In a file named self-evaluation.txt, please assign yourself a score for each of the ten components in the rubric above.
Along with each assigned score, please justify your choice;
if you chose a 3, how can you demonstrate that all of the expected elements for this component are working?
If you assigned a 2 or 1, what works and what does not?
If you are assigning a score that requires you to show significant effort, what is the evidence of this effort?
What did you attempt, even if it didn’t work out?
You should expect to write at least two or three sentences for each component that you attempted.
Note that I may not agree with your self-assessment; our scores may differ so the grade I assign on your kernel implementation might be different from your self-assessment. But my hope is that we’ll agree in most cases.
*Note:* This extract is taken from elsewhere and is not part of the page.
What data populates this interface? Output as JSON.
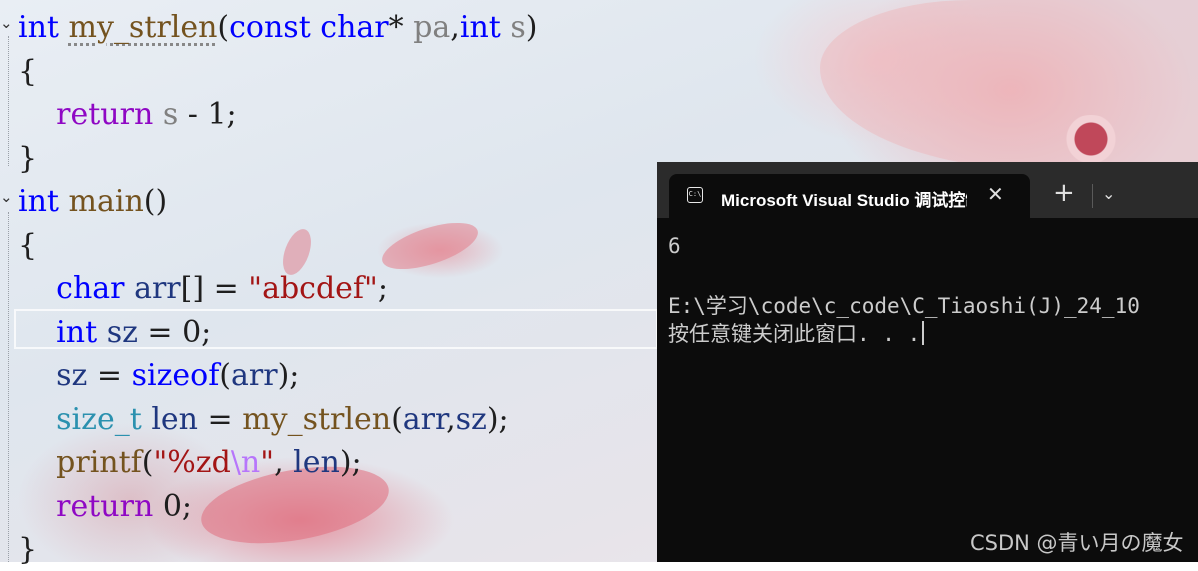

Your self-assessment will help me find and account for work you put into the kernel implementation, especially in cases where you attempted but didn’t quite finish all of the parts of a kernel component.
Place the self-evaluation.txt file in your kernel project directory, and then create a .zip or .tar.gz file of your entire kernel project (including the self evaluation).
Send that archive to me by email as an attachment, and CC your partner (if you have one) on the email.
If you are on a linux machine, you can create an archive with the following command:
$ tar cvzf kernel.tar.gz ~/path/to/your/project
You will need to replace ~/path/to/your/project with the path (starting from your home directory) that takes you to the top-level directory containing our kernel implementation.
Please make sure you archive the top-level directory that contains the kernel, init, and other subdirectories, not just the kernel implementation subdirectory.
Please make every effort possible to turn in a kernel implementation that builds and runs; you may have partially-implemented functionality that is turned off, but that is okay. The self-evaluation is an opportunity for you to describe that partial implementation. If your kernel boots and runs it will be much easier for me to test the features you’ve implemented successfully, and to understand where you ended up on partially-completed components.